Ice Storm Quarantine

Nearly every spring when I was a kid in the 1970s, growing up on a horse farm in rural central Illinois, we had ice storms. Often they came in the late afternoon, encasing every twig and leaf in clear ice, so the world looked magical in the morning when the sun struck the ice-covered world. Often, because we lived in the country, the ice took down power lines, leaving us to heat the house with a single fireplace and a cracked-open gas oven.

The worst part about the power being out was the water pump didn’t work, so water for the horses had to be gathered icicles, melted in a bucket on low heat in the oven. The best part about the power being out was that the roads would be impassable as well—no salt trucks made their way out to our one-lane blacktop roads—so the whole family stayed home together. I was the youngest child, and I loved that togetherness.

No television and no school and no work for my dad meant an impromptu holiday, and that meant games. We played a card game called Spite & Malice that our grandmother had taught us, and a board game called Probe that involved guessing other players’ words, letter by letter, without them guessing yours. I loved the word games because I was a precocious reader, and could come up with words that surprised my family. Now I know they dumbed down their words for my sake, but back then I felt smart, even when I didn’t win.

When it was time to eat, we had what was in the pantry. It might be spaghetti with tomato sauce made from our garden’s tomatoes that my mother had carefully boiled and sealed in Mason jars, or if we hadn’t been to the grocery store recently, peanut butter and jelly sandwiches. Even without an ice storm, the nearest grocery was a thirty minute drive, so we were used to eating what was in the house.

And there were books, a whole wall of them. Both my parents loved to read, and they loved to read to us. My father, whose anger disrupted the dinner table all too often, relieved of his work worries for the day, relaxed and read to us from The Lion, the Witch, and the Wardrobe. We read, or had read to us, books like The Jungle Book and My Friend Flicka and The Lost Prince.

When togetherness got too much for the older family members—my parents, older sister, and older brother—they dispersed to their rooms or the barn or banished my brother John (21 months older) and I to the television room, which doubled as a playroom. The playroom was separated from the kitchen by a sliding glass door—it had once been a patio—so we could make a lot of noise without disturbing anyone else. There John and I played with blocks or kids’ games or just made up our own games (yes, the floor was often lava).

In short, I loved ice storm days. I think of them now, as my husband works from home most days and we try not to go anywhere—quarantine. It’s not remotely the same, of course. In fact, the differences are greater than the similarities. We can physically drive places, and do (to walk the dogs in non-busy parks, to grocery shop every 10 days or so); my husband still has to work, and I still teach my online writing classes; and most importantly, it’s just the two of us. I miss my siblings. I miss my sister, who died this past December of cancer, and my parents, gone twelve years. Mostly, I miss the child’s certainty that everything was going to be all right. What makes this quarantine so hard for us all now is that we don’t know if someone we’re close to is going to be struck down by the coronavirus, if we will get sick ourselves. The uncertainty, the fear, and the knowledge of others’ suffering is brutal.
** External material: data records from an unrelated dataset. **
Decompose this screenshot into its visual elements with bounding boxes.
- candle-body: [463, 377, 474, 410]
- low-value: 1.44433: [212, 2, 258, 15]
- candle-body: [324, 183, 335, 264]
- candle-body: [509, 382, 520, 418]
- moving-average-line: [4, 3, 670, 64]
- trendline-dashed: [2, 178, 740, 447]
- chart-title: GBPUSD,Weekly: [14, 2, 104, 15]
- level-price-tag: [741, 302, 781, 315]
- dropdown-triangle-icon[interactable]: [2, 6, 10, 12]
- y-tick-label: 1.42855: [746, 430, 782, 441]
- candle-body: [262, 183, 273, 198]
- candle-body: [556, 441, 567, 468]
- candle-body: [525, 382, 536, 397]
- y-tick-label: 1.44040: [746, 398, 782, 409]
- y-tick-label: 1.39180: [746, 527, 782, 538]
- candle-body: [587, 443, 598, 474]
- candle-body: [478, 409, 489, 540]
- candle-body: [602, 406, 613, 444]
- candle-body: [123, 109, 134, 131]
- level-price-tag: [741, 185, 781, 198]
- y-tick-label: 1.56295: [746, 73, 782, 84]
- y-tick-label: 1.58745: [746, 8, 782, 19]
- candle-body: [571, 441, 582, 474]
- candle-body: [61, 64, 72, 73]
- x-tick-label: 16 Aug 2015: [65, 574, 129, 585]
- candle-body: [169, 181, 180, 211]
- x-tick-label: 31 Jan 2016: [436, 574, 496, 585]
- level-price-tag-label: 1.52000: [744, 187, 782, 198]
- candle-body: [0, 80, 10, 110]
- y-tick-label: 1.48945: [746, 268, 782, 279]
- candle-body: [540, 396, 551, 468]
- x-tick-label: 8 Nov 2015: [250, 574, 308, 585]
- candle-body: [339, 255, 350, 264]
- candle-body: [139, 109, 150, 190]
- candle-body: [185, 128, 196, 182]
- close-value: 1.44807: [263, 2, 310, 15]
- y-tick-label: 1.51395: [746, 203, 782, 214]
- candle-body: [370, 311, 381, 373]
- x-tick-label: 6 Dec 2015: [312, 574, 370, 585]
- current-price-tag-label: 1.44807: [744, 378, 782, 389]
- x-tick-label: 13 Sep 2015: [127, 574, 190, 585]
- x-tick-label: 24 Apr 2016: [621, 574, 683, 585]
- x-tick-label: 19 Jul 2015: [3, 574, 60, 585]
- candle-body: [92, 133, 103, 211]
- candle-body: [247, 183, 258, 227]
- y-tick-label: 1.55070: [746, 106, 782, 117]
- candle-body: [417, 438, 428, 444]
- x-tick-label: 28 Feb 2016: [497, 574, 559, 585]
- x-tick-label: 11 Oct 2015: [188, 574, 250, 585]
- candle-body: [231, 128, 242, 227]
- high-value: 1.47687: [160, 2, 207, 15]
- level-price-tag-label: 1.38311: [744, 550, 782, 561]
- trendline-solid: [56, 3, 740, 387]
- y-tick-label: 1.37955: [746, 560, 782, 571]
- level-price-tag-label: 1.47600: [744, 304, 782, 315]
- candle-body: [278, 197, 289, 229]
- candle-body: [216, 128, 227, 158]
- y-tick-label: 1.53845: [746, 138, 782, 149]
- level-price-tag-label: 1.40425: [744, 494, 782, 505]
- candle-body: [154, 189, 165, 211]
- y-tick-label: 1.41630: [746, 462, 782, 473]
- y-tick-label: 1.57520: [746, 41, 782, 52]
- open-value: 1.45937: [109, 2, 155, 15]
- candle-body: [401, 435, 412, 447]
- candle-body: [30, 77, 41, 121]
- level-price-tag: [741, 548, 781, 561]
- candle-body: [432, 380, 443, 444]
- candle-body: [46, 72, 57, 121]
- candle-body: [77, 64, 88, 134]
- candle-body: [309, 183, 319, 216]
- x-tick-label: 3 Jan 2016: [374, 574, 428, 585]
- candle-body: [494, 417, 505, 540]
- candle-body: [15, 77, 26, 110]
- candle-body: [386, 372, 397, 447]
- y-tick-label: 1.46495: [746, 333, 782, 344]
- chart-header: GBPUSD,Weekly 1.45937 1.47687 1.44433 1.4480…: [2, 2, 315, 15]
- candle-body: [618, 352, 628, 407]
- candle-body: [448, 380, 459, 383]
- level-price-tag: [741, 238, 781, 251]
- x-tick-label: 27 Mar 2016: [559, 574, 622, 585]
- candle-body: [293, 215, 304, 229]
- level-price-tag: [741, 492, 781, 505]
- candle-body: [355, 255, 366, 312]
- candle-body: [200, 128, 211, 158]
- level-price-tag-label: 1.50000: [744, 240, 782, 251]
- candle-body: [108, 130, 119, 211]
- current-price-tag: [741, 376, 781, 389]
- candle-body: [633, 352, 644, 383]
And yet there are glimpses of those old ice storm days in my days now. Everything seems slowed down, less frantic. We take our time cooking and eating meals, rather than trying to fit in three errands before or after dinner. Friends and family check in just to see how we are, rather than for complex future plans or favors. Many people are seeing their values and priorities more clearly than they have for years.

I know we can’t pretend we’re just enduring an ice storm, like I played pretend with my friends as a child. But maybe we can catch moments of peace, whiffs of it, like the sweet smell that sneaks up on you while you’re on a walk—elusive, capricious, but there all the same.